De acordo ainda com o advogado, o primeiro caso de reconhecimento da possibilidade de realização do estupro virtual ocorreu no Piauí em 2017. Até 2020 já tiveram mais dois ou três casos espalhados pelo país. Inclusive, um no Rio Grande do Sul em que o indivíduo já foi condenado em primeira instância e teve sua condenação confirmada em segunda instância. Neste caso em específico, tratou-se de estupro de vulnerável.
Denuncie
O advogado José Muniz Neto explica que para denunciar, o primeiro passo é sempre registrar tudo que puder para auxiliar a Polícia e o Ministério Público nas investigações e processamentos dos crimes, inclusive, caso seja necessário, antes mesmo de interromper qualquer contato com o agressor.
No caso dos crimes sexuais, é aconselhável buscar o atendimento junto à Polícia para que eles possam elaborar a melhor estratégia para investigação da conduta em questão.

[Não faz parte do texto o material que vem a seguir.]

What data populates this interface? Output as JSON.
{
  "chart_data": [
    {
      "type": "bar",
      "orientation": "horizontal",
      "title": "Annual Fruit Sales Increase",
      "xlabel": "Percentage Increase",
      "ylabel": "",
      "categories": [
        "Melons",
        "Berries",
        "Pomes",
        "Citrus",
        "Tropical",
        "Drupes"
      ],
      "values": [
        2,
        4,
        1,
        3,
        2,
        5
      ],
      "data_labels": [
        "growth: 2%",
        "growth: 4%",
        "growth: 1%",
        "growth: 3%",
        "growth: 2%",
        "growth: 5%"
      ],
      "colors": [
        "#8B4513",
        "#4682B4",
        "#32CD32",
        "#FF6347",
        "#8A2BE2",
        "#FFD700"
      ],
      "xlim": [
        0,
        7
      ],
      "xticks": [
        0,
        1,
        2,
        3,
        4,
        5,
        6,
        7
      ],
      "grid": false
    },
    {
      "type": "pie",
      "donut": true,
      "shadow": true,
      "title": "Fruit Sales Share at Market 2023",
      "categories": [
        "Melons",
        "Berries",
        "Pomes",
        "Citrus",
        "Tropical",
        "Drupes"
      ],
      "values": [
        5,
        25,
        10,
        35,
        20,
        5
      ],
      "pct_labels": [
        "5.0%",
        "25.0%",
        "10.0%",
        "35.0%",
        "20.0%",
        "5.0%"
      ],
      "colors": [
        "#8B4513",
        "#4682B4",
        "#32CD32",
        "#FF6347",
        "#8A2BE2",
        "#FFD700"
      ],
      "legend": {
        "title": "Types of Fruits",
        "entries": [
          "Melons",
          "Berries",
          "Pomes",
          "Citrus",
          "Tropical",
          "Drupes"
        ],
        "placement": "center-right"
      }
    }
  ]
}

Já em relação à crimes cometidos por vídeo-chamadas, o advogado ressalta a importância das opções de gravação e fotos/printscreens das telas de celular, bem como de computadores. “O importante é que sempre que a vítima perceba que está sofrendo algum tipo de constrangimento, seja sexual, moral, patrimonial, etc., reflita em formas de registrar as condutas. Por isso é importante buscar o auxílio imediato da Polícia mesmo antes de romper qualquer contato com o criminoso, para que possam estabelecer a melhor forma de investigar o indivíduo em questão e, até mesmo, tentar realizar a sua prisão em flagrante”, frisou. Em termos gerais, sempre registre o que puder e busque o atendimento imediatamente junto à Polícia.
Os crimes que estão sob o manto da Lei Maria da Penha atualmente também podem ser registrados através do próprio site da Polícia Civil do Maranhão (delegaciaonline.ssp.ma.gov.br).